La fórmula en la Constitución está bien, pero exageramos en un decreto y tenemos múltiples efectos no deseados.

Se cumplió una década de vigencia del Decreto 4807 de diciembre 20 de 2011 por el cual pasamos de la gratuidad condicionada a la gratuidad total en la educación básica y media. Probablemente, Planeación Nacional y el Ministerio de Educación ya contrataron una evaluación, pero aquí va un adelanto.

Distinto de lo que algunos afirman, la gratuidad total no fue una decisión de la Corte Constitucional. La Sentencia C-376 de 2010 solamente resolvió que la “educación básica primaria es obligatoria y gratuita” ante una demanda del artículo 183 de la Ley 115/94 sobre cobro de derechos académicos en los establecimientos educativos estatales.

El artículo demandado da al gobierno la facultad de definir “escalas que tengan en cuenta el nivel socioeconómico de los educandos, las variaciones en el costo de vida, la composición familiar y los servicios complementarios de la institución educativa”, en concordancia con el artículo 67 de la Constitución, que establece que “la educación será gratuita en las instituciones del Estado, sin perjuicio del cobro de derechos académicos a quienes puedan sufragarlos”.

La Corte armonizó, como suele decir, el artículo 67 constitucional con los tratados internacionales de derechos humanos que ha ratificado Colombia y que contemplan que “la enseñanza primaria debe ser obligatoria y asequible a todos gratuitamente” (en particular, el Pacto Internacional de Derechos Económicos Sociales y Culturales, la Convención sobre los Derechos del Niño y el “Protocolo de San Salvador”).

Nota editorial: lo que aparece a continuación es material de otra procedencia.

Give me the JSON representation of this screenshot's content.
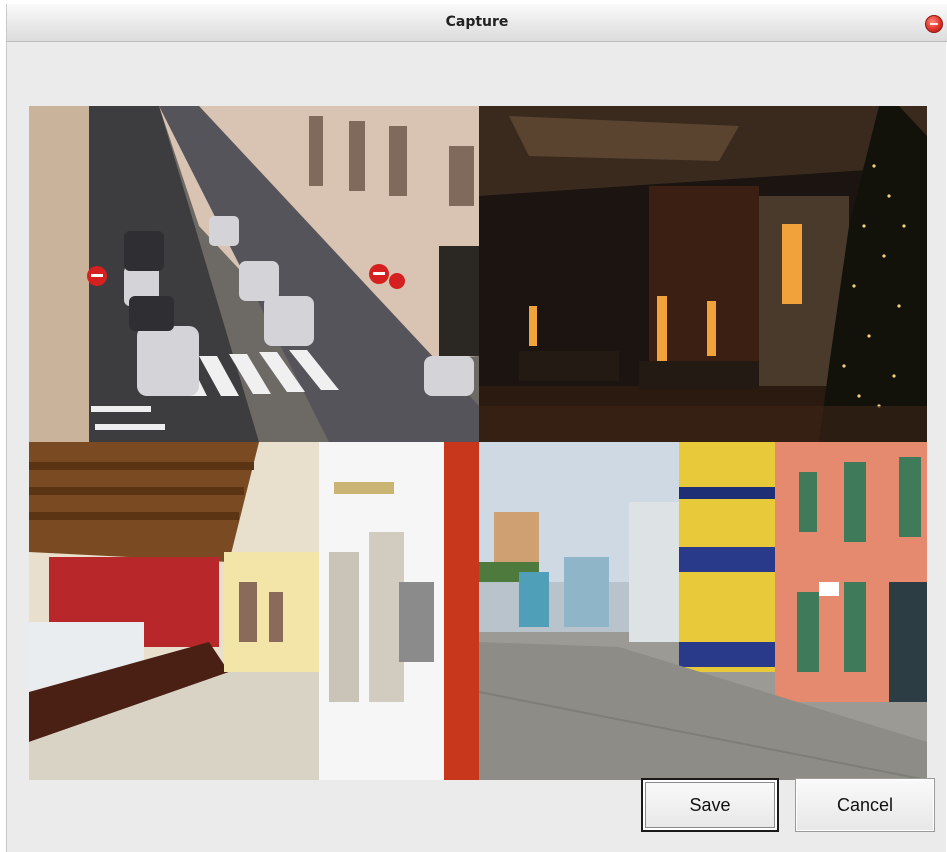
{
  "window": {
    "title": "Capture"
  },
  "cameras": [
    {
      "scene": "street-with-parked-cars"
    },
    {
      "scene": "hotel-lobby-night"
    },
    {
      "scene": "reception-hallway"
    },
    {
      "scene": "colonial-street"
    }
  ],
  "buttons": {
    "save_label": "Save",
    "cancel_label": "Cancel"
  },
  "colors": {
    "window_bg": "#ebebeb",
    "close_button": "#e0322a",
    "default_button_border": "#1a1a1a"
  }
}
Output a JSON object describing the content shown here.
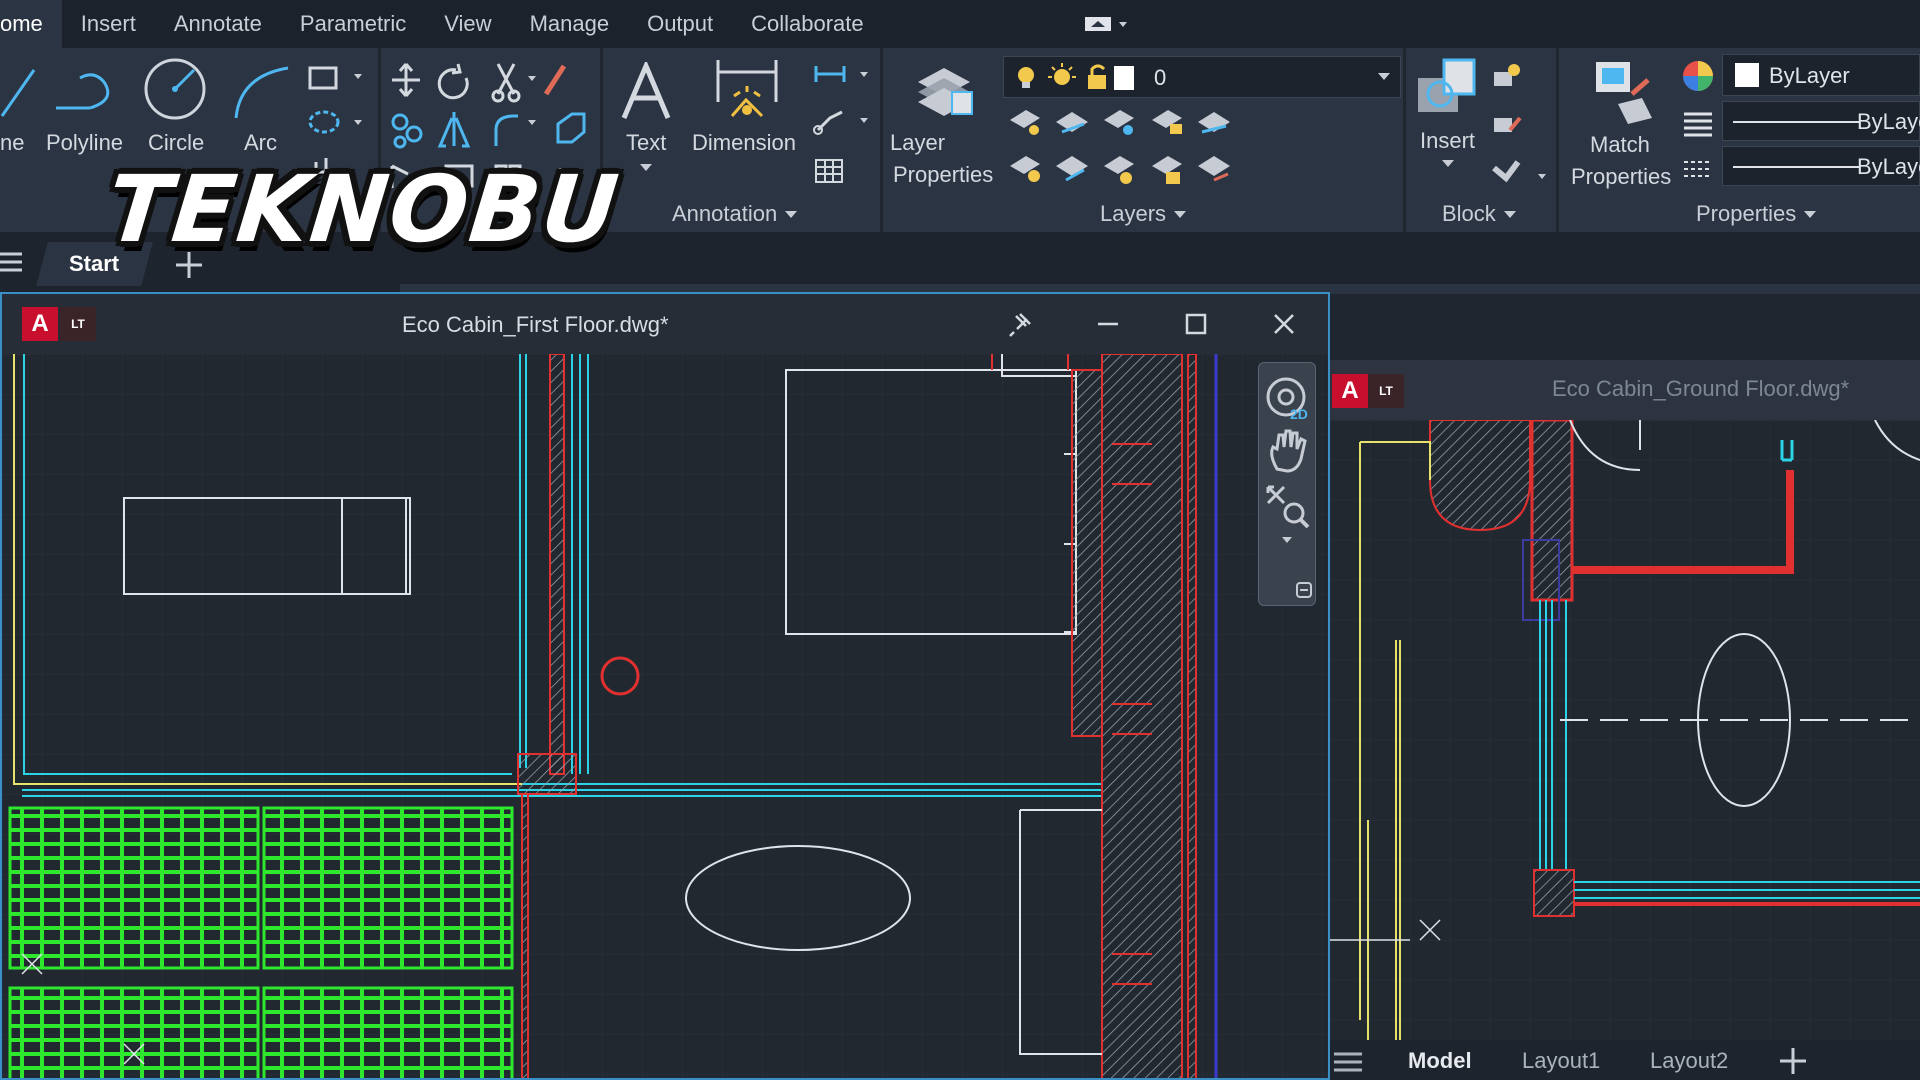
{
  "ribbon": {
    "tabs": [
      {
        "label": "Home",
        "shown": "ome",
        "active": true
      },
      {
        "label": "Insert"
      },
      {
        "label": "Annotate"
      },
      {
        "label": "Parametric"
      },
      {
        "label": "View"
      },
      {
        "label": "Manage"
      },
      {
        "label": "Output"
      },
      {
        "label": "Collaborate"
      }
    ],
    "draw": {
      "line": "ne",
      "polyline": "Polyline",
      "circle": "Circle",
      "arc": "Arc"
    },
    "annotation": {
      "text": "Text",
      "dimension": "Dimension",
      "panel_title": "Annotation"
    },
    "layers": {
      "layer_properties_1": "Layer",
      "layer_properties_2": "Properties",
      "current_layer": "0",
      "panel_title": "Layers"
    },
    "block": {
      "insert": "Insert",
      "panel_title": "Block"
    },
    "properties": {
      "match_1": "Match",
      "match_2": "Properties",
      "color": "ByLayer",
      "lineweight": "ByLaye",
      "linetype": "ByLaye",
      "panel_title": "Properties"
    }
  },
  "file_tabs": {
    "start": "Start"
  },
  "window_main": {
    "title": "Eco Cabin_First Floor.dwg*",
    "logo": "A",
    "badge": "LT"
  },
  "window_ground": {
    "title": "Eco Cabin_Ground Floor.dwg*",
    "logo": "A",
    "badge": "LT"
  },
  "layout_tabs": {
    "model": "Model",
    "layout1": "Layout1",
    "layout2": "Layout2"
  },
  "navbar": {
    "badge": "2D"
  },
  "watermark": "TEKNOBU",
  "colors": {
    "accent": "#3a8fc7",
    "autocad_red": "#c8102e",
    "cad_green": "#2ee82e",
    "cad_cyan": "#2ad4e6",
    "cad_yellow": "#e6e26a"
  }
}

La decisión de la Corte Constitucional fue razonable, declarando la exequibilidad condicionada del artículo demandado, es decir, manteniendo la “competencia que la norma otorga al Gobierno Nacional para regular cobros académicos en los establecimientos educativos estatales”, menos en la básica primaria, obligatoria y gratuita. Los demandantes, Camilo Ernesto Castillo Sánchez y Esteban Hoyos Ceballos, pedían tumbar todo el artículo.

¿Cómo, entonces, de 2010 a 2011, pasamos de la “gratuidad condicionada” o regulada socioeconómicamente y de la recomendación de los tratados internacionales de “gratuidad progresiva” en secundaria y media a la gratuidad universal o total? En términos cronológicos, vino después del retiro, por protestas estudiantiles, del proyecto de reforma de la educación superior que fantaseaba con el ánimo de lucro, presentado por el mismo gobierno Santos.

La razón de política pública que adujo el Decreto 4807/2011 fue “que los cobros de derechos académicos y servicios complementarios han sido una barrera para el acceso y la permanencia escolar en la educación preescolar, básica y media, y ante ello el Estado debe generar políticas públicas orientadas a mejorar la accesibilidad de la población en edad escolar a todos los niveles educativos, a fin de que se logre garantizar la realización del derecho a la educación”.

En rigor, no se necesitaba esta medida, pues la Constitución señala claramente que no se le puede cobrar a las familias que no tienen capacidad de pago, pero pongamos que se trata de un experimento para saber si los beneficios buscados (mejorar acceso y permanencia escolar de niños y adolescentes vulnerables) justifican efectivamente los costos asumidos. De ahí la necesidad de una evaluación, de un balance transcurridos 10 años de aplicación del nuevo “paradigma” porque hay que ajustar pragmáticamente las políticas públicas.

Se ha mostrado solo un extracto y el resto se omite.